The consultants gave me some time to reflect. Sitting quietly with my eyes closed, it hit me out of the blue: you're plenty good enough! It was like snapping out of a bad dream. Ironically, I didn't want to do the 360 work. I was too busy; I didn't see the need. But a board member I respected and who cared about me strongly recommended it.

The realizations I came to allowed me to operate from a place of confidence and "fill my suit" as CEO.  I took the reins and began to lead the Board. I imagined myself as a tyrannosaurus rex and all my experience, knowledge and skills were lodged in my giant tail.
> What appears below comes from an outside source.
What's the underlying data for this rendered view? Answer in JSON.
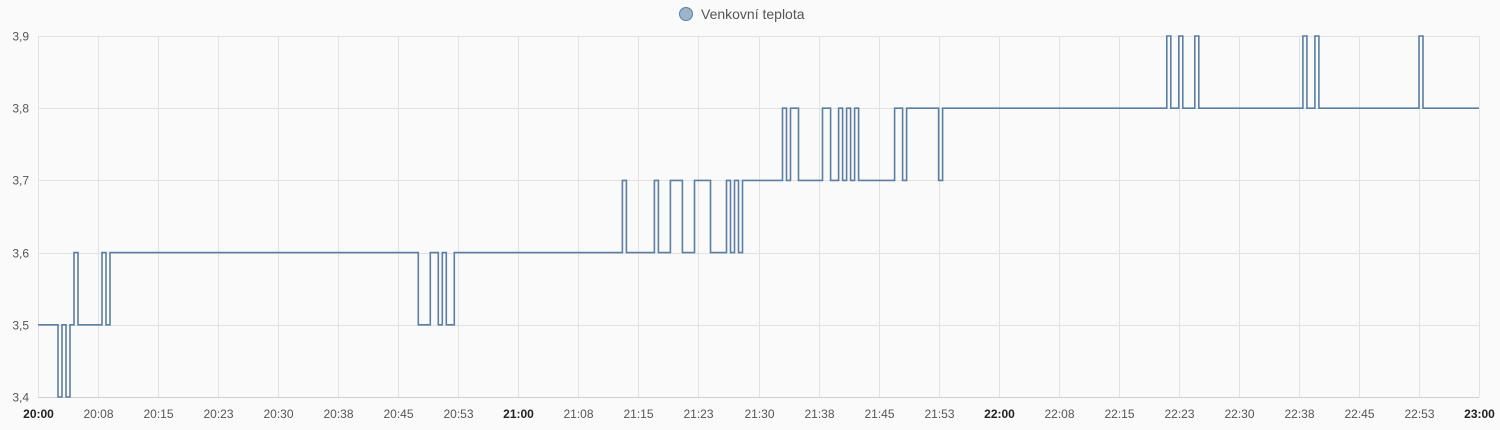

Walking into a Board meeting or a meeting with a billionaire donor, I swished my imaginary tail and thumped it—a reminder I've got what it takes.

The Board applauded the shift, my hit rate with donors increased, and the resulting jump in funding fueled the jump in scale we aspired to.
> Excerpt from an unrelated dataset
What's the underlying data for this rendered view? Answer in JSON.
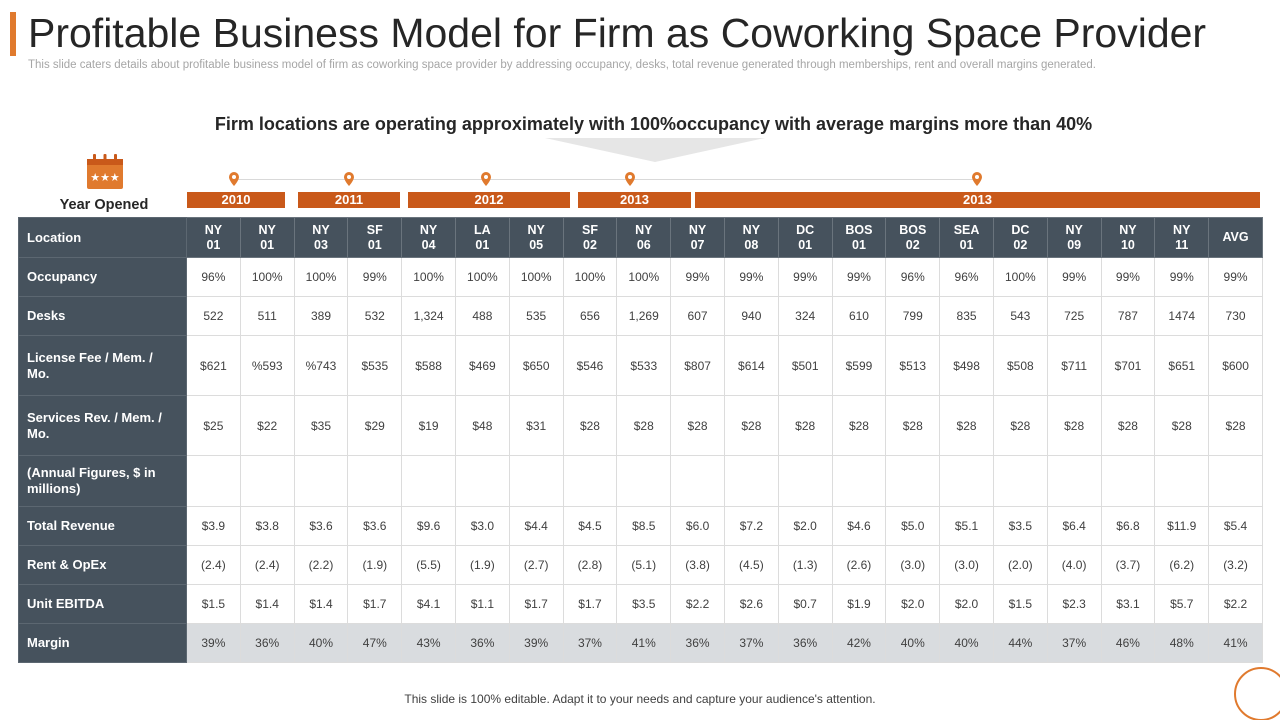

But after ten years in the role and fourteen years in the organization I felt it was time to step down. I'd had my chance to raise up BBBS and I felt it was time to step down and let someone else take the operation to even greater heights. The board would have been happy if I had continued. But the time had come; I had made up my mind.
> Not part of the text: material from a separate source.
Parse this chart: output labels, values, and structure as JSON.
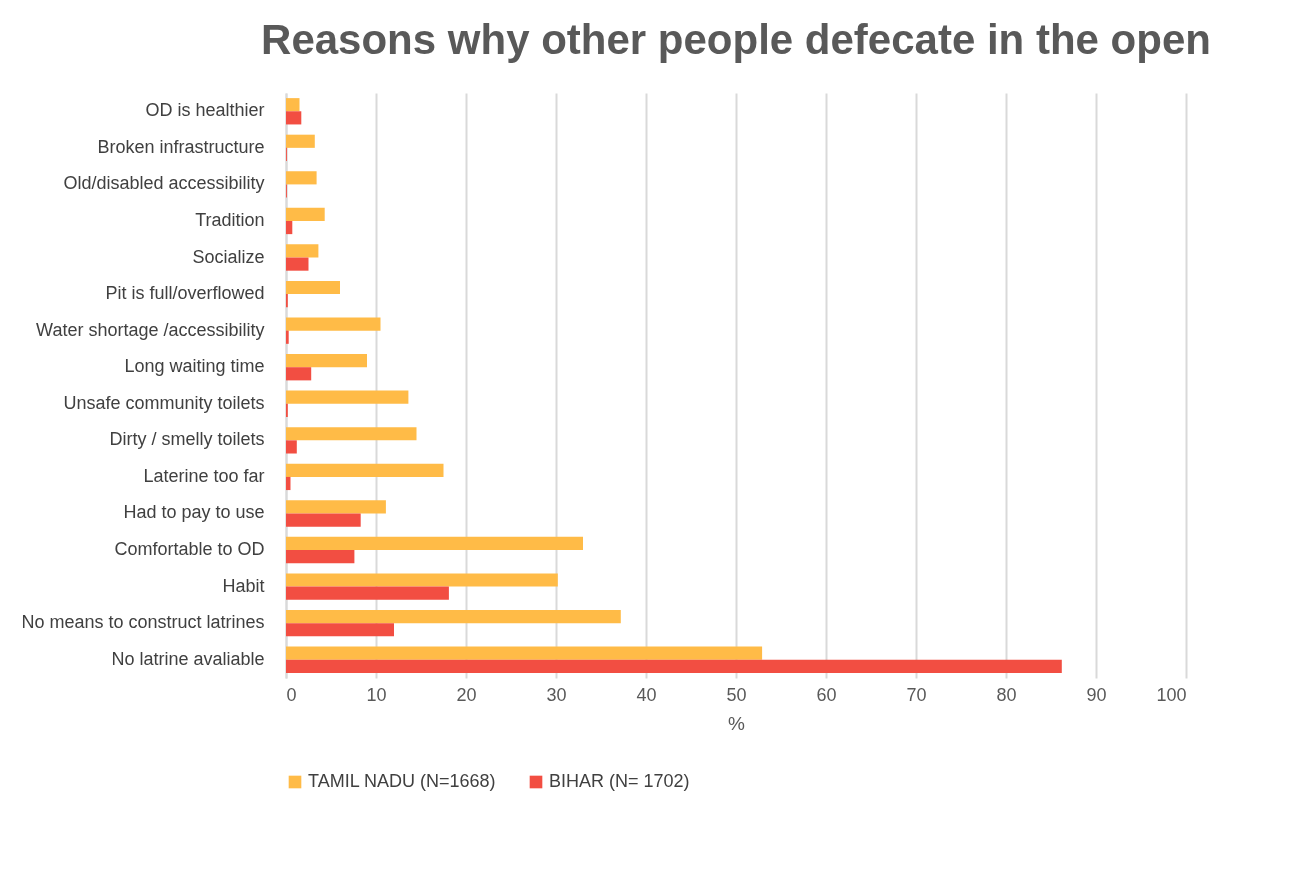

The only remaining challenge was to effect a CEO succession, a natural transition that would engender stability in an inherently fragile organization. Ultimately it took a year and my successor was chosen from within. I am confident the best days of the organization lie ahead. 

I feel proud of myself for making the several turns in my career. I could never, for example, have contemplated running a nonprofit. I have only one regret, that I didn't recognize earlier in my career those deeply personal changes that needed to be made.

As I contemplate the next step in my career, I'm excited about the possibilities—there are so many things happening in the world, so many problems to solve, and places where my expertise would fit.

But there's also absolute terror. Will I ever find something as challenging and exciting as my last job? Will I, a 58-year-old white woman, ever get hired again? And there's a deeper fear born of a new awareness: I want to change my life, I need to change my life, but I'm afraid I can't. My work ethic and drive to achieve have made my life at work and outside of work a living to-do list, and I don't want that to continue. I don't want work, unending tasks, to crowd out everything else. Another speed bump, the biggest yet.

I could be absolutely gunning for the biggest job I could bite off. That's very compelling, very exciting. But there's no way I can justify taking a big job unless I can set limits—draw the boundaries.

Here I am between jobs, presented with a lovely opportunity to enjoy the rest of what life has to offer. All the things I love to do I'm finally free to do: read for pleasure, learn for learning's sake, play music, take photographs, cook, get exercise, walk outdoors, meditate, plan unique experiences, heck just sit and relax. Not to mention lavish time on my wife, Claudia, and friends. And yet, even with the freedom and the desire to do anything I want, I still put getting things done first.

This goes all the way back to my childhood, to how I was shaped and formed. I had a wonderful childhood in many ways. I grew up in a close and loving family. And yet how did I get love from Mom and Dad? By achieving. I was fortunate that my parents had an unwavering belief in my ability, but there was no tolerance for less than perfect. If my father felt I had underachieved, his disappointment was crushing.

So what did I turn into? An achievement junkie. To this day I find it almost not okay to relax. Because it's not productive. Because it's frivolous. Because it's selfish. I know better but a loud voice in my head says, get back to work. I have availed myself of coaching and have started to make the turn. It isn't easy, but I believe that "fully Wendy" as opposed to "work Wendy" will be a more whole, more creative, and ultimately more capable person.  I'm determined to figure this one out and I have faith that I will.

I don't want to die without living fully.